Politique

La crise entre le Mali et l’Algérie pèse sur la sécurité régionale

Crisis Group met en lumière le recul de l’influence algérienne au Sahel et appelle à une médiation africaine pour apaiser les tensions.


Le Groupe international de crise (International Crisis Group) a mis en lumière l’escalade des tensions entre le Mali et l’Algérie ainsi que le déclin de l’influence algérienne dans la région du Sahel, mettant en garde contre les répercussions d’une crise exacerbée par l’amplification, selon elle, par l’Algérie de l’incident impliquant l’abattage d’un drone de reconnaissance de l’armée malienne. L’organisation alerte sur les conséquences de cette détérioration sur la stabilité d’une région déjà fragilisée par des risques sécuritaires et des menaces terroristes, plaidant pour une médiation africaine afin d’éviter l’escalade.

Spécialisée dans la recherche et l’analyse approfondie sur les zones de conflit dans le monde, l’organisation estime que, sans efforts concrets pour réduire les tensions, la crise entre Bamako et Alger pourrait évoluer vers un affrontement ouvert.

Elle souligne également que l’Algérie a raté une occasion stratégique de renforcer son rôle dans la région du Sahel après le retrait de la France de l’opération Barkhane en 2022. Alger aurait pu combler ce vide et s’imposer comme partenaire sécuritaire crédible, mais son échec dans le dossier malien a poussé Bamako à se rapprocher du Niger et du Burkina Faso, alors que la Russie a profité du contexte pour accroître son influence par le biais d’accords militaires et économiques.
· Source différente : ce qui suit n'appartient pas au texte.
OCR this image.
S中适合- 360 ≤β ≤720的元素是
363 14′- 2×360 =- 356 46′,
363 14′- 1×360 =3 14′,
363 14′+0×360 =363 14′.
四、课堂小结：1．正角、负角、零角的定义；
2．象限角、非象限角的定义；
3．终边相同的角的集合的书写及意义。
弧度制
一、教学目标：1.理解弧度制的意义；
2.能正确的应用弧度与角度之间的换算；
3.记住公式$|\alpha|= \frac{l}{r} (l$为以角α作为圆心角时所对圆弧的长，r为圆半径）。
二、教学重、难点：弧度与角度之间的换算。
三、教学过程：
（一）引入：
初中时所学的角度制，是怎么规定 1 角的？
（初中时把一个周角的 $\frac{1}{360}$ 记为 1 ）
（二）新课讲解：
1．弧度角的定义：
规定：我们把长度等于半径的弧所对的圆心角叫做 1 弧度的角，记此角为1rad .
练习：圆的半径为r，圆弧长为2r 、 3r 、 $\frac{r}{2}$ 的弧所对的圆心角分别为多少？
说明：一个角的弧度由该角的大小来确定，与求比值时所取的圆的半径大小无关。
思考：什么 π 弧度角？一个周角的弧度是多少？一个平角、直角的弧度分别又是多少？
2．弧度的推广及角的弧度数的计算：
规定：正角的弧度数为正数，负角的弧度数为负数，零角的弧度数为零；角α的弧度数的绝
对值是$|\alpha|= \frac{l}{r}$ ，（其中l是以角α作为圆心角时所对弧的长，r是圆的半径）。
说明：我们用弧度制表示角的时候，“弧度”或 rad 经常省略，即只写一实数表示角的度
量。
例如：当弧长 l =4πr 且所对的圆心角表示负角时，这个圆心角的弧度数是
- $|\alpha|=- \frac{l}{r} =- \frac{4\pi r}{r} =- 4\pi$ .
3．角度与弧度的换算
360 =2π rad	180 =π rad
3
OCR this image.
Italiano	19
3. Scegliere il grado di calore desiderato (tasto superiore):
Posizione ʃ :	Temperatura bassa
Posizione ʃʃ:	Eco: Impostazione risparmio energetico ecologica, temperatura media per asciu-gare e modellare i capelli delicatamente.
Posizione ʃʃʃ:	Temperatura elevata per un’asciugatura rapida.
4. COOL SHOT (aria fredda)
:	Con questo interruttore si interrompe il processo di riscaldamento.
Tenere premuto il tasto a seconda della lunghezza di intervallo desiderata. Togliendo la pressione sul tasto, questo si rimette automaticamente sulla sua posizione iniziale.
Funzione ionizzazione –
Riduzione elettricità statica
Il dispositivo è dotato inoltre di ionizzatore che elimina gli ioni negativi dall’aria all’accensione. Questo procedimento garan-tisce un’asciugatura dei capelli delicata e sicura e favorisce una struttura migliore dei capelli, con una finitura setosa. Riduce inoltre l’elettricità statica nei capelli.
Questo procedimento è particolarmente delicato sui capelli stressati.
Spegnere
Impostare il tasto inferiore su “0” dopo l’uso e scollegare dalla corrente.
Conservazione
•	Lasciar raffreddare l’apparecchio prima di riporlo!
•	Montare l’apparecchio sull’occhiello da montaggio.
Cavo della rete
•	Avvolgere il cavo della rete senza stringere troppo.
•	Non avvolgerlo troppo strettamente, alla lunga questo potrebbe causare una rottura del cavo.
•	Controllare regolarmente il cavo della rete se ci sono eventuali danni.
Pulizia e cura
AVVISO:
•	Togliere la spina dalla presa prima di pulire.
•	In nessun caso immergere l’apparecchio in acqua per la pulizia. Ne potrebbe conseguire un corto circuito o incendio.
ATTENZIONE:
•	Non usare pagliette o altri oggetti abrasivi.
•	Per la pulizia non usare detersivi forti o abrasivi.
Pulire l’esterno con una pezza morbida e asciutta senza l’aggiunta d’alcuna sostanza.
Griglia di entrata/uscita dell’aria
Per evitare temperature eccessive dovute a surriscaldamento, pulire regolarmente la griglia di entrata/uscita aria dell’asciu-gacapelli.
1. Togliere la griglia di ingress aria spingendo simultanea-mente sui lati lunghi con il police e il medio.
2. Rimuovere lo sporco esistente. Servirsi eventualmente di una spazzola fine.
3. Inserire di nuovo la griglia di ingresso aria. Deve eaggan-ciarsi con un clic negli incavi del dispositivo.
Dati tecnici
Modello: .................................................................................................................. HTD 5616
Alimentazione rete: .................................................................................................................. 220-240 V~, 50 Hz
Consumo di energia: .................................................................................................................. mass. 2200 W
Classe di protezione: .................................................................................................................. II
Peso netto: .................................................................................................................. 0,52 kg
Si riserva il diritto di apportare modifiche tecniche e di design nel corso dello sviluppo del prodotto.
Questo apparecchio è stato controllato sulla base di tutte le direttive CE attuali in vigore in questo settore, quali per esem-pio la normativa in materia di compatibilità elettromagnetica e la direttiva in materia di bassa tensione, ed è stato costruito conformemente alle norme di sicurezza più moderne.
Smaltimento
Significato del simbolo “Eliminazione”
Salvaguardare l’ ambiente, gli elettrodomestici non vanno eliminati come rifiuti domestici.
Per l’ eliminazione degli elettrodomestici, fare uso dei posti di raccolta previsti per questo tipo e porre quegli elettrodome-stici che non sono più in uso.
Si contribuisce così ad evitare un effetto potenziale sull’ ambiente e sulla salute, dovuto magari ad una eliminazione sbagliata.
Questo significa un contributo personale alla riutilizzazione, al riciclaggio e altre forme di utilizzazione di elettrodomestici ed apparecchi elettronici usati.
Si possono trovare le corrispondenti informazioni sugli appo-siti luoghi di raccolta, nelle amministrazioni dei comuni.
Les relations entre le Mali et l’Algérie se sont détériorées depuis que Bamako a annulé, fin 2023, l’accord de paix fragile signé en 2015 sous l’égide d’Alger, censé mettre fin au conflit opposant l’armée malienne aux séparatistes touaregs, sans qu’aucun progrès tangible n’ait été constaté.

Alger est perçue comme n’ayant pas accepté la fin de son rôle au Mali, pays qui l’a accusée à plusieurs reprises d’ingérence, notamment pour avoir négocié avec les séparatistes sans l’impliquer, ce que les autorités algériennes ont nié en affirmant que leurs discussions visaient uniquement à apaiser les tensions avec leur voisin.

La crise s’est aggravée début avril avec la destruction par l’Algérie d’un drone malien au-dessus de son territoire, un acte perçu davantage comme une démonstration de force que comme une mesure de protection nationale. Les relations ont alors atteint un point de rupture : Bamako et ses alliés, le Niger et le Burkina Faso, ont rappelé leurs ambassadeurs à Alger, qui a répliqué en rappelant ses propres ambassadeurs au Mali et au Niger.

Des observateurs estiment que l’Algérie traverse une phase d’isolement sur le continent africain, en raison de sa diplomatie hésitante et de son incapacité à reconstruire ses relations avec plusieurs pays. Malgré son image de médiateur en matière de paix et de stabilité, ses tentatives se sont soldées par des échecs, et elle fait face à des accusations d’ingérence, de soutien aux mouvements séparatistes, et d’un désir d’accroître son influence sans proposer de véritables solutions aux défis économiques et de développement de la région.

Dans son rapport, Crisis Group avertit que la poursuite de l’escalade, en particulier dans le contexte des frappes de drones menées par l’armée malienne contre les groupes armés dans le nord, risque d’entraîner des erreurs de ciblage ou des violations de frontières mettant en danger la vie de civils et de militaires.

Le groupe considère que la montée des tensions entre Bamako et Alger compromet les chances de résolution du conflit entre le gouvernement central et les mouvements touaregs. Ces derniers cherchent à affaiblir les capacités de l’armée malienne et à avancer vers le contrôle de villes stratégiques après plusieurs victoires militaires. Certains pourraient même nouer des alliances avec des groupes jihadistes.

Crisis Group appelle à des solutions diplomatiques urgentes à la crise entre l’Algérie et le Mali, en insistant sur la nécessité de reconnaître mutuellement les intérêts sécuritaires des deux parties et d’éviter toute posture de domination ou de déni, tout en proposant une médiation africaine pour désamorcer les tensions entre ces deux pays partageant plus de 1 400 kilomètres de frontière.